The Bible in a Year – 8 September

If this is your first viewing, please see my Introduction before reading this.

8 September. Nehemiah chapters 4-6

The rebuilding of the walls of Jerusalem may have been good news for the Jews, but it aroused strong opposition from the people of many other national groups who had come to live in the area following the removal of the Jewish leaders a century earlier.  The basis of nationalism – that one particular group of humans identified by ties of blood, political or religious allegiance, “owns” part of the planet – has been the cause of most conflicts down the centuries, and persists today in many places, not least in Israel/Palestine.

As I suggested yesterday, a “prayer/work balance” is a good thing.  And so the response of the Jews to the threats for the Arabs and others is “we prayed to our God, and set a guard as a protection against them day and night” (4:9).  The working men were also divided, half as builders and half as guards.

In chapter 5, Nehemiah confronts the leaders in Jerusalem who were taking tithes from, and lending money at interest to, the poor people on the surrounding countryside who had remained during the time of the exile.   He challenges them with their attitude of being superior to these common and hard-working people, and forces them to stop these practices and recognise all the Jewish people inside and outside the city as one community.

After that, Nehemiah calls himself Governor, and emphasises that he did not want to use that position to profit from or dominate the people, but only to lead them.
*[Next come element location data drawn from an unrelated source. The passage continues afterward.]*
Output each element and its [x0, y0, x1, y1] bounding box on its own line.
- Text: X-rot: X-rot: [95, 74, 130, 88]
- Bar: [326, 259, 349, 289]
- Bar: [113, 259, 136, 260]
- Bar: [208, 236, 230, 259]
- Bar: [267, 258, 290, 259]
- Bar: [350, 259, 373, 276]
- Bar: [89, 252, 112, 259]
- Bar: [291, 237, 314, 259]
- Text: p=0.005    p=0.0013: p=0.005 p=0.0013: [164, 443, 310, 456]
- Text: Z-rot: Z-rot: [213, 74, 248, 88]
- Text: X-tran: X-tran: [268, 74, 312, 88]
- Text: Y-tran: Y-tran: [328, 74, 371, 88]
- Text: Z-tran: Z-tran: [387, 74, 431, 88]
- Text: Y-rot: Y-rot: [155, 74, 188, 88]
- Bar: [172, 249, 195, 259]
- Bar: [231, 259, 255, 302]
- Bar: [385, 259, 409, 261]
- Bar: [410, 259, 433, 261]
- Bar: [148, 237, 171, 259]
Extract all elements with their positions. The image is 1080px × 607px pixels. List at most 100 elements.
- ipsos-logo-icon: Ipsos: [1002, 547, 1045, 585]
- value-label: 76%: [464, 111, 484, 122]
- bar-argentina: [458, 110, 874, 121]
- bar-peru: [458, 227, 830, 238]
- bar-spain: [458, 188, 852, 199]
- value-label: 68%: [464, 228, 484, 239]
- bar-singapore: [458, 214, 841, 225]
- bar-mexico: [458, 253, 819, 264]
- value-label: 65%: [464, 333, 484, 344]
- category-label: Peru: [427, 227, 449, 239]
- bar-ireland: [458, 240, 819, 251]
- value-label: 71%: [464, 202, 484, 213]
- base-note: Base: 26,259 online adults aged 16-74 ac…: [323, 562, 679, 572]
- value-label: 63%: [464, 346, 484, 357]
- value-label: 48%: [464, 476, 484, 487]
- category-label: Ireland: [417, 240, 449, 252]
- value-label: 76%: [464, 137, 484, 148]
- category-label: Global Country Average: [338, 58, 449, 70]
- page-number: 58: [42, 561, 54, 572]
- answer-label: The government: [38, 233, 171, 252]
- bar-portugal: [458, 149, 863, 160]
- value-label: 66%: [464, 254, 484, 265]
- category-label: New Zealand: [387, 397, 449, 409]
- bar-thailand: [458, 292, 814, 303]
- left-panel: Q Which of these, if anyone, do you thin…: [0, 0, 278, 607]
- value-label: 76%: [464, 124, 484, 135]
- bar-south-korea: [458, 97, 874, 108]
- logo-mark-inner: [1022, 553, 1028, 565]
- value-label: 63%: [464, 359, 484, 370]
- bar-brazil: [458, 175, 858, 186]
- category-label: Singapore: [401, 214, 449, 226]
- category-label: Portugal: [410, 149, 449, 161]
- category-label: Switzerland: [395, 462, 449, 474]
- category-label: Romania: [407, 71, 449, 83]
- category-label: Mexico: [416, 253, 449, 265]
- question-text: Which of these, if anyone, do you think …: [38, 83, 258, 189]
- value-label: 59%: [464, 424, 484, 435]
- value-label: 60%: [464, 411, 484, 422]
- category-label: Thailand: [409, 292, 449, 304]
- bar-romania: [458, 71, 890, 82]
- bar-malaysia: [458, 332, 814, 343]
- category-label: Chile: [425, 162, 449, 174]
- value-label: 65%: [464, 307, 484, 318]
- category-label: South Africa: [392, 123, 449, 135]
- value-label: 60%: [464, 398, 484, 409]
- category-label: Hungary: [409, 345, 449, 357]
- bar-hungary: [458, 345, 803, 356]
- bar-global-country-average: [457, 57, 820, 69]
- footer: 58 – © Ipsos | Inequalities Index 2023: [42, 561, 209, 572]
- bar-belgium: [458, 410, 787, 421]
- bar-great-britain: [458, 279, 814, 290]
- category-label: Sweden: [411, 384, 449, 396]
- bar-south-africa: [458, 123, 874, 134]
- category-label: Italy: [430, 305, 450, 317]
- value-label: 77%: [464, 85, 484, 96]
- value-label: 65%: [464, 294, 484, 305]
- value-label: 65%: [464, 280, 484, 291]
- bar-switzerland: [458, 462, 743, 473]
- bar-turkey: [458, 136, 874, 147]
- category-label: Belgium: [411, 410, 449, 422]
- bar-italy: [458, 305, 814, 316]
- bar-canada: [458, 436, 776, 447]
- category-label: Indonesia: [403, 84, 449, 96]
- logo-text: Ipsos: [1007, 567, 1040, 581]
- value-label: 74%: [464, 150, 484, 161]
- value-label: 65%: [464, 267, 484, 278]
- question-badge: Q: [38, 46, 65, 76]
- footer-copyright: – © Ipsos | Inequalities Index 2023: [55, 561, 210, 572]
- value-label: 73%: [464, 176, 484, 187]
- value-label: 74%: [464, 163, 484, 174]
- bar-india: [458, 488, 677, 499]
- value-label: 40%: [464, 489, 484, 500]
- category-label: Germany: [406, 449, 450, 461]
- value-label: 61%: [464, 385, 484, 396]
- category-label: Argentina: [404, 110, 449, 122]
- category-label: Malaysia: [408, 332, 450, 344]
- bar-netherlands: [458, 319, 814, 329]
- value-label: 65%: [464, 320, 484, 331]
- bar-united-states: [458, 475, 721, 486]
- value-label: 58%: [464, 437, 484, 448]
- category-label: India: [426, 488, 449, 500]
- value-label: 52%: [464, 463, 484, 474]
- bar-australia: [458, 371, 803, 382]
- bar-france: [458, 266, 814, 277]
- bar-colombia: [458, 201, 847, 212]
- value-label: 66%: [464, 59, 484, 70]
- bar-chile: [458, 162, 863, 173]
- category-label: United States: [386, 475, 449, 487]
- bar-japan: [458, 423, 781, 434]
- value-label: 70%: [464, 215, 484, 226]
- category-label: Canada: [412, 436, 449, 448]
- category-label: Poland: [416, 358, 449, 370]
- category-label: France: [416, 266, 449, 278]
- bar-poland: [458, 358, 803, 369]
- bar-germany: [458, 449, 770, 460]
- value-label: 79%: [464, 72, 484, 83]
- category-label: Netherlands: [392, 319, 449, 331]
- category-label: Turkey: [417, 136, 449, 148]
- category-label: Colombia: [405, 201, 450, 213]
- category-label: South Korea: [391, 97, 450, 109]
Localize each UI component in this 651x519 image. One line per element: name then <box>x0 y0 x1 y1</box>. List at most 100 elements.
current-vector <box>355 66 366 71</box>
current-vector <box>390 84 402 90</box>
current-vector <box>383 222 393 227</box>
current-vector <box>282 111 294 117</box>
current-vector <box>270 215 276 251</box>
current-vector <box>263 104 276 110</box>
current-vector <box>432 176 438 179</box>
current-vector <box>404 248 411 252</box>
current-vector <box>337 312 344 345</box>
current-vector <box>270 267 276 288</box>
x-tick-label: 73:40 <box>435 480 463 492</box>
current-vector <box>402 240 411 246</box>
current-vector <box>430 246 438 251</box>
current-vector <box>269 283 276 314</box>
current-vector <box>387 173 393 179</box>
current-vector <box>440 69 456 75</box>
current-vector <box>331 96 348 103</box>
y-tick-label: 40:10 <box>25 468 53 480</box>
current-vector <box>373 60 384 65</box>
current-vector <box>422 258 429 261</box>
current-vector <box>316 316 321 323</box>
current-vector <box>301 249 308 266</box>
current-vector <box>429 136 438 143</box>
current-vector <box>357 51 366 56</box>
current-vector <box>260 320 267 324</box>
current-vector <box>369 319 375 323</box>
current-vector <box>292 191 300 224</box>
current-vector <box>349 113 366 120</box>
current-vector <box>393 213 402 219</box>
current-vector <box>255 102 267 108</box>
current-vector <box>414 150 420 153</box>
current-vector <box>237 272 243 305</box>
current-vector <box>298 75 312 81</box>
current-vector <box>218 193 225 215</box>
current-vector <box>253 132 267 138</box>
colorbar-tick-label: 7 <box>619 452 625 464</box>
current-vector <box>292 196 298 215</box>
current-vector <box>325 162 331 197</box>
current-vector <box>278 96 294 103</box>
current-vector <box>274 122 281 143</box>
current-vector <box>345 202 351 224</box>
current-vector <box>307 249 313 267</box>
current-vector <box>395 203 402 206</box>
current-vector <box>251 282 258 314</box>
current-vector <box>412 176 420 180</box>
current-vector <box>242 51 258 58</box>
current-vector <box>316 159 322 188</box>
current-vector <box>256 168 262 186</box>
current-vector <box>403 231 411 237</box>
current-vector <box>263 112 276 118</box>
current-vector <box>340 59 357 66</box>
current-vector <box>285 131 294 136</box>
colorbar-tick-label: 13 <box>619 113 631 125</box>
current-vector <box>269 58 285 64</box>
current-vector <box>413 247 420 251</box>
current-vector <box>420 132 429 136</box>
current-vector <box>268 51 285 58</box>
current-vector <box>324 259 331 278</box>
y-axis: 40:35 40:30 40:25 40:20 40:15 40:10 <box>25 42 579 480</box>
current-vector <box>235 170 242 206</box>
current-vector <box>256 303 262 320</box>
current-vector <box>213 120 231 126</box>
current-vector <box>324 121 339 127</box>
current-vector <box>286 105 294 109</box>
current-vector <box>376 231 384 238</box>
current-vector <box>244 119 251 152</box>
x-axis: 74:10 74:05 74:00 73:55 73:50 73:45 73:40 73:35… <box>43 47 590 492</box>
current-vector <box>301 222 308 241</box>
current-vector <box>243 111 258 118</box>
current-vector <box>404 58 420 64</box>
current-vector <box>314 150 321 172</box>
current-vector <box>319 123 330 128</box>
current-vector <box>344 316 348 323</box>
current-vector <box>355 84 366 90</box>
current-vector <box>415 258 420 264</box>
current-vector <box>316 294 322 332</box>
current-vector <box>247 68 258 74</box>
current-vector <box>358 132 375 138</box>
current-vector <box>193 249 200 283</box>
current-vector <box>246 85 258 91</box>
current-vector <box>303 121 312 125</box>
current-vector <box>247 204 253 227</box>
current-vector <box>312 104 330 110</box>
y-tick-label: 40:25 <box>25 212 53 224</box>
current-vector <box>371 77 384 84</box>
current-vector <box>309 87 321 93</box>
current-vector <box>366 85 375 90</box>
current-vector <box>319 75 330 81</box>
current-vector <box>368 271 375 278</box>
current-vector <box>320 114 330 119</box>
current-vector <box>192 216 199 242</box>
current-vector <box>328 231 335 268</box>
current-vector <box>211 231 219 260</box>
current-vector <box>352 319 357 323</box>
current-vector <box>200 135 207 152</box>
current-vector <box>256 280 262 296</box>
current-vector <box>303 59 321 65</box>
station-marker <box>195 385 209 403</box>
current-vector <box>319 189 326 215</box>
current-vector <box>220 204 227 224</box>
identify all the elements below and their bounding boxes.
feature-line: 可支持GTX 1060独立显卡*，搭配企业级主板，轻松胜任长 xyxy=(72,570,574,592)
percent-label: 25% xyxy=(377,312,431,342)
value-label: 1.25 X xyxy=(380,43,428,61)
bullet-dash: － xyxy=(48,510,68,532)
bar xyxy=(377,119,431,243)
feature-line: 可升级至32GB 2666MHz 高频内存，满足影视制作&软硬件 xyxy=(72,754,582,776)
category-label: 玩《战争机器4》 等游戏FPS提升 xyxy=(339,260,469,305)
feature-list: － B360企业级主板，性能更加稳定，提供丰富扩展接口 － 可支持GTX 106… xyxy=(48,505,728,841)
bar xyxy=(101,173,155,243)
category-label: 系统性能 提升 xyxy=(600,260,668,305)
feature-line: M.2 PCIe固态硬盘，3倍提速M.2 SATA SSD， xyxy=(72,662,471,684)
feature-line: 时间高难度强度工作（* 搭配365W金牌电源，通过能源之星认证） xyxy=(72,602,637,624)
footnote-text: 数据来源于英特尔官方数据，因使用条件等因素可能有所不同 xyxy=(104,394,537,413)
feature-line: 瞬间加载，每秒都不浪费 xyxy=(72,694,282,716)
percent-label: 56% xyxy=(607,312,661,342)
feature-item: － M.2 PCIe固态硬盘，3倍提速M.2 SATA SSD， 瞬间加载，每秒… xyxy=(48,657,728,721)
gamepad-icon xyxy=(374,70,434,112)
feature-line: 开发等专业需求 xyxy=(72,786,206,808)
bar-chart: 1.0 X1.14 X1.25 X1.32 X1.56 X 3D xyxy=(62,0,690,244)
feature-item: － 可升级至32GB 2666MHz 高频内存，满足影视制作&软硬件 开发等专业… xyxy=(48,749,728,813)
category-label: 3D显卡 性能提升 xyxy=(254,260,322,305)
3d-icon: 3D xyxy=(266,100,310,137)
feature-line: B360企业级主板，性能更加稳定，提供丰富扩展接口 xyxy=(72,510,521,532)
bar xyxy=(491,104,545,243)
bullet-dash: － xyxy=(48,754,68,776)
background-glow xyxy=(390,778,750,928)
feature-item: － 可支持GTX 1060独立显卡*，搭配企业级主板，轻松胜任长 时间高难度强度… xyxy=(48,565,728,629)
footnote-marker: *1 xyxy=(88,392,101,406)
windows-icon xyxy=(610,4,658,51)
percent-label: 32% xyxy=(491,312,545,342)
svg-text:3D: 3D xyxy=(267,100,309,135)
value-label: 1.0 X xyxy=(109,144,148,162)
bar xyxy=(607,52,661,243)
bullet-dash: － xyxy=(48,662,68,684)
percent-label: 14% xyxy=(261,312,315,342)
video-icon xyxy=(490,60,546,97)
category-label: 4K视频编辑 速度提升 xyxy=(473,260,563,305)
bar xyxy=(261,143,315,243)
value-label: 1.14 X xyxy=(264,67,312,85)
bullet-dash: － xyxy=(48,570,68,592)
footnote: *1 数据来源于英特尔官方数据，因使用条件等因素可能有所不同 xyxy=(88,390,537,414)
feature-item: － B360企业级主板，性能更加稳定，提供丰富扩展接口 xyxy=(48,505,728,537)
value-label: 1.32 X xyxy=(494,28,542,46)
It is not clear whether that was an official appointment by the emperor in distance Persia, but possibly not, as his enemies including Tobiah use it to threaten to report him to the emperor as leading a rebellion. Nehemiah has to emphasise that his intent is not to rebel, simply to restore Jerusalem as a working city and place of worship.

The completion of the rebuilding of the wall (but not its gates) in 52 days, using reclaimed stone and volunteer labour, was quite a triumph, enough to silence their enemies, at least for the time being.